Do not rely on a sales person saying that your line is suitable for this service – they do not usually carry out the test and are driven by sales targets. Have an independent test carried out for your own peace of mind, because if the service is not satisfactory you will have to pay to break your contract. You will also have to pay €55 to have the voice side of your line reactivated.
Satellite broadband is a good alternative; there are often special offers and the service delivers a speed of 22Mb anywhere in France. Unlike a broadband service over a telephone line, which gives unlimited access to the internet, you have to buy a monthly data allowance.
Packages start at €34.99/month for 10Gb, which is suitable for most general surfing and email users, and can be upgraded free or for short-term peaks of use. The service is more reliable than a landline as there is no threat of storm damage and corrosion, but it is a little more expensive. This higher cost can be offset by using the system to carry your calls as well. The combined cost of renting a number and a call package is less than a standard line rental.
There is some latency when making calls as your voice has to be sent up to the satellite and then into the network. However, the delay is much less than in the past and the service is very popular. One note of caution. If you are in an area where the service is near capacity the call side of the service may not work well. This is because the voice traffic cannot be given priority over data transmissions and calls will not always be possible in such circumstances.

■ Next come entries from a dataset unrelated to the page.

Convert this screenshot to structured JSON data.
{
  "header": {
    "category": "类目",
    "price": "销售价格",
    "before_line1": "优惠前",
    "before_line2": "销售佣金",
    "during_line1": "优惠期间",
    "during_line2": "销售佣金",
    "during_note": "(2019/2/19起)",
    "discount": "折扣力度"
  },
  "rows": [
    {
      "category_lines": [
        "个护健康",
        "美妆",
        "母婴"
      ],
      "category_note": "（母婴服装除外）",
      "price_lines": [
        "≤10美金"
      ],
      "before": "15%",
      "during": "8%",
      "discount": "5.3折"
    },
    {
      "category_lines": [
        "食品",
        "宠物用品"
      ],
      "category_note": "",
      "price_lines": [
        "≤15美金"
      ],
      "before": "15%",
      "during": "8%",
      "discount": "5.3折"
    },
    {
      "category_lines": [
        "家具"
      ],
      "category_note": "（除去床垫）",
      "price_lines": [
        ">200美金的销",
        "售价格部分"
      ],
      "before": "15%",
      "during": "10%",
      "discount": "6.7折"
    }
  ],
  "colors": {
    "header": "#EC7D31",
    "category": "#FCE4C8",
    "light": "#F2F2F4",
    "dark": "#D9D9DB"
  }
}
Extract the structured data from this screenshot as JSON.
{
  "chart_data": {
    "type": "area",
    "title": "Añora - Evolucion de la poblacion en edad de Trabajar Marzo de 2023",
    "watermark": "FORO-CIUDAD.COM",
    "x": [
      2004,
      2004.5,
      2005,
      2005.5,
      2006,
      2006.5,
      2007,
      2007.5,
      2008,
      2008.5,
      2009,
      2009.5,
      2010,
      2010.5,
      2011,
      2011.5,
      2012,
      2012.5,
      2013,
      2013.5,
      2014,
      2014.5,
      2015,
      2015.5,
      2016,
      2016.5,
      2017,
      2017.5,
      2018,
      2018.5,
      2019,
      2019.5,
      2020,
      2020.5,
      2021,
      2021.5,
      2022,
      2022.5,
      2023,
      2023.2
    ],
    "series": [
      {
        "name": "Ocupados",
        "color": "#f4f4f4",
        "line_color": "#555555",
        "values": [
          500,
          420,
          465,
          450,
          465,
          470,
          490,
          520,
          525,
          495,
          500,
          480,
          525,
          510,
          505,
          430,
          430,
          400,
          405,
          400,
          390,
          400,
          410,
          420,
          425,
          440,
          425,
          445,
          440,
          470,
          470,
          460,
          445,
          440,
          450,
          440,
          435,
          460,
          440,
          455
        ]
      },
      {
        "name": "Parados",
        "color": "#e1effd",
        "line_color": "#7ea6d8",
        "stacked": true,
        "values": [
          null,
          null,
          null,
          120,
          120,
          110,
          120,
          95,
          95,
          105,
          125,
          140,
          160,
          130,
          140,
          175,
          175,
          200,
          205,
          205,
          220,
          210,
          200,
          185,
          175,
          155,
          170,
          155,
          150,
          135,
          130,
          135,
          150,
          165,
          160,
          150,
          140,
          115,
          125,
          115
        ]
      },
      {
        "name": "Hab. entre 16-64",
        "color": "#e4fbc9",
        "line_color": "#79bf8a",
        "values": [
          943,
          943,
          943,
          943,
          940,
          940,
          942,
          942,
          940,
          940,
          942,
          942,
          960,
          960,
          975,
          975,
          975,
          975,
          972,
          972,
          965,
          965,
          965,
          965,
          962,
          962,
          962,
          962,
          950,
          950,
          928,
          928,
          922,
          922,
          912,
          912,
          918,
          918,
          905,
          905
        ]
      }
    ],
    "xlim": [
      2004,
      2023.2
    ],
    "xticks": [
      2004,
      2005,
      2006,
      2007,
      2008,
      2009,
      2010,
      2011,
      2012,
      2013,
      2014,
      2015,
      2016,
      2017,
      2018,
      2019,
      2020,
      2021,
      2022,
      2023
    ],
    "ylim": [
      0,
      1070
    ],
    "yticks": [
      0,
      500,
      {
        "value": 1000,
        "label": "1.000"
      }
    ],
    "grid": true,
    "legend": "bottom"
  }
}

This service has proved to be very popular and some areas such as St-Aubin-de-Cadelech in Dordogne are now fully subscribed, so do check with your preferred provider. This also means that in areas where there is spare capacity it is still possible to suspend the service when you are away. However, suspending the service in a fully subscribed area can result in the service being offered to a new customer and you not being able to get online when you return.
On the line
So you have completed your research and know what you want, and are ready to sign on the dotted line. Before you commit to a contract that will probably be for 12 months, it is worth looking at the forums to find out what others think about your preferred company as there are many tales of poor customer service.
They will all use the same contractors to repair faults as these are appointed by region or department and have to process failed lines. However, diagnosing a fault correctly and quickly is where it all starts and why you should consider the customer service record of any company you have shortlisted.
The memory of the sweetness of the lowest price is soon forgotten while the pain of lost internet services will be remembered for a long time afterwards.